Modeling and Model Predictive Control of a Conveyor-Belt Dryer: Applied to the Drying of Fish Feed
Abstract
Moisture control of industrial processes is often difficult and complex. The product composition and moisture content changes as disturbances affect the upstream production processes. When there are changes in the product content, simple control configurations may not work due to changes in the drying characteristics of the product. This thesis presents a general conveyor-belt dryer model describing a six-zone multiple-pass dryer, accounting for the falling rate drying period, input disturbances, conveyor-belts with different belt speeds and product bed heights.

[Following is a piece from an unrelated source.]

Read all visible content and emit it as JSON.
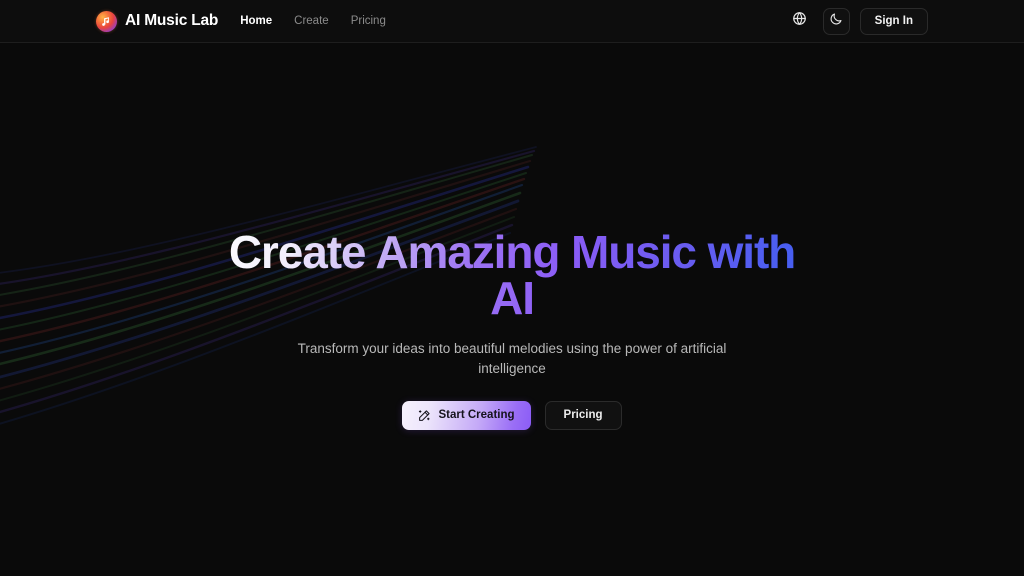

In addition, a description is presented of how linear input dynamics can be included in the dryer model. Furthermore, open loop simulations are performed in order to investigate the behavior of the model. The model is linearized and reduced, in order to be utilized in a model-based control solution (MPC), where stability and feasibility is ensured through an algorithm based on known techniques within the field of model predictive control (e.g. infinite horizon optimalization, target optimalization routine, soft constraints and a Kalman filter). Several closed loop simulation examples are presented, illustrating reference steps and disturbance rejection. Furthermore, a modeling error is introduced in order to investigate the limitations imposed by model uncertainty. Finally, a basic control solution (PI control) is compared to the model-based control.